Un autre effet troublant, résultant de la rencontre de deux modes de vie
opposés, est que le langage des autochtones, profilés sur la nature, n’a pu
évoluer. Les langues élaborés sur le rapport à la nature, lorsque celle-ci
se voit entièrement transformée, deviennent vulnérables. Plus concrètement,
les langues européennes (Français, Anglais, Espagnol, etc.) ont évolué par
le rapport qu’elles entretiennent les unes avec les autres, mais aussi avec
le développement technique qu’elles rendaient possible, tandis que les
langues autochtones, qui ne reposent pas sur le travail technique mais sur
une nature qui disparaît, se trouvent incapables de la nommer et de
s’ajuster. C’est ainsi que les langues amérindiennes, aussi uniques et
culturelles soient-elles, n’ont pas su trouver de mots pour nommer les
progrès techniques et, par cette raison même, elles sont devenues
vulnérables. Parlées en vase clos par peu de locuteurs, sans possibilité
aucune d’enrichissement, elles courent, comme les études linguistiques le
montrent, le risque de disparaître. Normalement, si elles sont fermées sur
elles-mêmes ou activement soumises aux forces des autres (quand on impose à
un groupe une autre langue que la sienne), une langue se perd en trois ou
quatre générations.
Le Québec est-il appelé à devenir une réserve ?
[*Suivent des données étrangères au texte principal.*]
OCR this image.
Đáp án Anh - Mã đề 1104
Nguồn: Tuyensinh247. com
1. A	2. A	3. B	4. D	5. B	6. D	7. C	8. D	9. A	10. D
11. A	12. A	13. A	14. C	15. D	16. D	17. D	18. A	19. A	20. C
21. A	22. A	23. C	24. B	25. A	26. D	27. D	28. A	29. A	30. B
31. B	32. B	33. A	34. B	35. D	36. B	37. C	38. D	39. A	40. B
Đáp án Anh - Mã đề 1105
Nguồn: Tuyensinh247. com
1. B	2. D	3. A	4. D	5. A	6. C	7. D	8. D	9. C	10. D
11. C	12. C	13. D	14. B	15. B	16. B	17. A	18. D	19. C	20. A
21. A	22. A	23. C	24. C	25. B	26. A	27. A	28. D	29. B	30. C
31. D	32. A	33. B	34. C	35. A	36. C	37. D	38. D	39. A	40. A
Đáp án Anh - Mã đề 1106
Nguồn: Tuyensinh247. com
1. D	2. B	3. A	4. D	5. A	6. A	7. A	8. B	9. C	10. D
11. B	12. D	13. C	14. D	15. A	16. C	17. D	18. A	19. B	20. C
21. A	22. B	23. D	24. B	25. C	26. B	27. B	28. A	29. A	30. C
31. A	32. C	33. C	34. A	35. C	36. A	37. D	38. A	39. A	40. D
Pour reprendre notre question, nous aimerions que la réponse soit non. Car
si nous tenons compte des caractéristiques vues plus haut, le Québec, bien
qu’il soit confronté à la solitude, ne court pas encore le risque réel de
devenir une réserve destinée à la folklorisation de sa culture. S’il y a
bien des tentatives politiques réussies pour faire du Québec une nation
voyant sa langue menacée et son territoire diminuer, nous garderons encore
des espoirs de voir le redressement. Car, bien que menacée par d’autres
langues (comme toutes les langues), la langue française, internationale,
possède actuellement assez de locuteurs pour résister et assurer, pendant
un certain temps du moins (le temps nécessaire au sursaut, diront les
optimistes), la survie de la culture québécoise en Amérique du nord. La
langue française aux accents d’Amérique, il faudrait le dire davantage, a
une longue histoire d’adaptation aux changements soudains, ce qui signifie
qu’elle est encore capable, si elle soignée et protégée, de nommer la
liberté et de trouver en elle des mots nouveaux et riches pour s’ajuster
aux nombreux changements qu’impose la technologie contemporaine aux
sociétés complexes.
Encore plus important, les Québécois, qui possèdent des outils pour
favoriser la mémoire collective, peuvent, s’ils le veulent, tirer profit
des leçons du passé, notamment du passé autochtone toujours présent en eux.
L’histoire est et continuera encore longtemps à constituer le premier
levier culturel capable de maintenir et de faire progresser un peuple
blessé.
Enfin les Québécois peuvent, s’ils le veulent évidemment, utiliser ce
qu’il reste de leur capacité politique (à l’Assemblée nationale d’abord et
à la Chambre des communes ensuite) pour défendre leur langue, leur culture
et mettre fin au repliement qui les menace à tous les jours. S’ils
s’activent et s’unissent, ils seront assurément en mesure de ralentir la
perte du territoire et la volonté de folklorisation que l’on tente de leur
imposer de l’extérieur. La beauté d’un territoire et le génie d’un folklore
national, quand ils sont enfin maîtrisés par leur peuple lui-même, ne
peuvent que faciliter la construction d’un pont avec l’avenir.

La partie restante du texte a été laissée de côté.